I'm not sure what I think, as I am totally unqualified to make any conjectures into the field of unidentifiable objects. When I find such objects in my pantry, I throw them away and think no more of them. The grand exception to this practice is the Pantry Incident of September 2009 in which I unwittingly made cheap vodka from a bag of forgotten potatoes. After discarding the bag of smelly goo, I doused the area in anti-bacterial something or other. This created an odor that I hope to never meet again, and I was forced to generously sprinkle (dump) every box of baking soda I could find into the lower portion of my pantry. I lit an unknown amount of candles, and the kitchen appeared to be holding a vigil to the utterly deceased potatoes. I have yet to clean the hastily applied baking soda, because I would probably just make a larger mess. Additionally, the smell still lingers in a haunting sort of way, reminding me that pantry cleaning should probably be a weekly chore. My neighbors, who already think poorly of me, would no doubt swear in court that I have a cocaine business running right out of my own pantry. My neighbors have fake flowers planted in their yard, which makes them experts in all things proprietary.

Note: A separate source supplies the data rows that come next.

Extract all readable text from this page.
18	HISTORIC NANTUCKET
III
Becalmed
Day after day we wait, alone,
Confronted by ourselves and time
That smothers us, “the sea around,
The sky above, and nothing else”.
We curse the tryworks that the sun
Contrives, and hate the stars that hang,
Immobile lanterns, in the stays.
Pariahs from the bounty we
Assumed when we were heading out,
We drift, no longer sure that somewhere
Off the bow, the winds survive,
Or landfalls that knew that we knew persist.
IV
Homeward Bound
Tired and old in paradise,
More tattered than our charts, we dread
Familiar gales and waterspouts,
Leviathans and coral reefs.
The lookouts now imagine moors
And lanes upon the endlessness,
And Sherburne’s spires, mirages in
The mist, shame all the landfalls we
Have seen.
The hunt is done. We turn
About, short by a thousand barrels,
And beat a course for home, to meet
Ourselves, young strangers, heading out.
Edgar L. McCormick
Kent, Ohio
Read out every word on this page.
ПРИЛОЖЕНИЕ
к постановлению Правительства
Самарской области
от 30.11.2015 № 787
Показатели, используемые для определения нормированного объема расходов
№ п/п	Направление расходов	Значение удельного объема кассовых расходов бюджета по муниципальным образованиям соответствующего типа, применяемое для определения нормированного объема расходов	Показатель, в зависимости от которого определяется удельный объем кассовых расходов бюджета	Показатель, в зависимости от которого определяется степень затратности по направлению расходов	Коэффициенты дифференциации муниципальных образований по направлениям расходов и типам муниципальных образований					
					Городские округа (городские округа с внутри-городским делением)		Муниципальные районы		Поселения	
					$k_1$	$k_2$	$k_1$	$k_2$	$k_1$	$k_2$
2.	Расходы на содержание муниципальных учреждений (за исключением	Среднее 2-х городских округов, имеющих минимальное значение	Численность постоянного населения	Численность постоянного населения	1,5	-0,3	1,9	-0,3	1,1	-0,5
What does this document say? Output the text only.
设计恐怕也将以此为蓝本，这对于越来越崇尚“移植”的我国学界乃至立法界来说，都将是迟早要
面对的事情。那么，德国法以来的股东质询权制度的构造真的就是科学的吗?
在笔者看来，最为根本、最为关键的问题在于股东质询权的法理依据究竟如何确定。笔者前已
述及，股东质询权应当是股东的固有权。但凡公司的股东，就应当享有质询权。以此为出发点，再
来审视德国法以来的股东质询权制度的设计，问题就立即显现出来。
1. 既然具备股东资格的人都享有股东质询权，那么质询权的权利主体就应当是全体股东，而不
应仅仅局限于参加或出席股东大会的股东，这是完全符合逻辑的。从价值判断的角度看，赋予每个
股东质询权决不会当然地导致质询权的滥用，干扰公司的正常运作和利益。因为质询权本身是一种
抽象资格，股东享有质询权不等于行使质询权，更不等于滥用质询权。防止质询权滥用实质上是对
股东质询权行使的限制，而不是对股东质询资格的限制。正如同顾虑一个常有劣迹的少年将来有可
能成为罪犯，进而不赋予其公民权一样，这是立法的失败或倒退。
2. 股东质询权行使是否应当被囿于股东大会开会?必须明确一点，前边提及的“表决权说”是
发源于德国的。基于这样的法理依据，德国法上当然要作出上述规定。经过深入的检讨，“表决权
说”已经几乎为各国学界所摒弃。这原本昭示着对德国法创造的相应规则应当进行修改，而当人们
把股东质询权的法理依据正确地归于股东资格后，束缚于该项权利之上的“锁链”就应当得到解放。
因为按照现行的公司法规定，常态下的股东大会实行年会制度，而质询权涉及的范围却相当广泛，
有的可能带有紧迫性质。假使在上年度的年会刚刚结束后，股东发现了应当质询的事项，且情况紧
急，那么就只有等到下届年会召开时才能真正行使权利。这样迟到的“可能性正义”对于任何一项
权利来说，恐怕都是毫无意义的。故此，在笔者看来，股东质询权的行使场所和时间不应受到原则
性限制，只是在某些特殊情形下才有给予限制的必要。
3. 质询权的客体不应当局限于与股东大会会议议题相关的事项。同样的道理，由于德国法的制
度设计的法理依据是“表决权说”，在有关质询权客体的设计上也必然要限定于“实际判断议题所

Back to the Panamanian UO. What do you think? Part of me wonders if the kids went searching the garbage cans outside of the Panama Wax Museum and created something creepy. Otherwise, I'm of the opinion that environmental toxins makes sense. It could have been a sloth-like creature that met with a large bag of wasted potatoes. Once you've seen evidence of what oil spills and high lead contents can do, you have to at least agree that an animal mutation is possible.
I said that these kids sparked interesting debates on time travel. This isn't exactly true. But for some reason, when people talk about aliens, I always think of time travel. They don't have to be in the same thought category, and surely one could exist without the other. But I'm of the opinion that either one could be possible. There isn't concrete evidence to support those ideas, but for some reason that doesn't really bother me. I think of all the discoveries throughout human history that have been so 'out of the box': electricity, space travel, organ transplants...and I just don't have the heart to shut my mind's door on the possibility that anything can happen. (Yes, this does contribute to my anxiety levels. But it also makes me more creative.)
I learned early on that most Sunday School teachers do not share these views. "After all," they said, "wouldn't God have told us if there were other life forms?" I argued that God didn't tell us lots of things, but maybe thought it would be a good idea if we used our gift of a brain and tried to discover the vast mysteries and intricacies of the world. God didn't tell us that penicillin was a good idea. He let us discover that radioactivity could be a good thing and that Pluto is/is not a planet. I think it would be very dull indeed to live in a world where there is no mystery. How sad would it be to have nothing to grapple with or doubt? Anything really can be possible, even if it is just for a little while, until you (or someone smarter than you, hello Marie Curie!) prove otherwise.
So at least for now, I like to think that time travel is possible. I'm not sure why, but I think that God is into fantasy literature. Yes, he made things orderly. But he also made things straight up odd. We think of the body's process of oxygenating blood to be orderly. But that is only because we discovered that it has an order. Until then, it was fantastical and unknown, and could at any moment be changed! Don't you find that idea totally amazing and exhilarating?! No? Well...maybe you should go back a few centuries. I'll push you down a black hole worm tunnel when you aren't looking.
So now I've talked on and on about my potato blight and why I was shushed in Sunday School. I meant to talk about headline #2 for a bit. But it just might speak for itself.
Shoe Designer Christian Louboutin: "Barbie's ankles are too fat!"
Yes, he did. Perhaps he doesn't know she's fake? Shouldn't he first argue that she is painfully short, if concerned with her proportions? Why, when presented with the world's mysteries and concerns, would he think that anybody cares about plastic ankles? Is his life really that empty? Didn't he know that women around the world would mock him and his stupidity? At the same time, could he not see that he would make these women completely PISSED OFF?! I mean, her ankles are the size of my fingernail! WHAT on EARTH?! I've never been a huge Barbie fan, but I also don't want her to feel bad about herself. She's changed from being That Whore Next Door to Every Woman, and try as you might you just can't hate her. She's about 8963 steps up from those skanky Bratz dolls AND she has a job. She is the modern American woman, and there is just no reason to talk about her ankles. Her ankles are fine! Even if she had big scary cankles, surely we can think of better things to talk about...right?
In summary, I think that Christian Louboutin was environmentally poisoned by the potatoes in my pantry. His brain was addled and mutated, and now he sees the world around him as though looking through a fun house mirror. It might be humane to throw sticks and rocks at him until he gives up the ghost of his craziness on the banks of a Panamanian creek.
This blog brought to you from the future.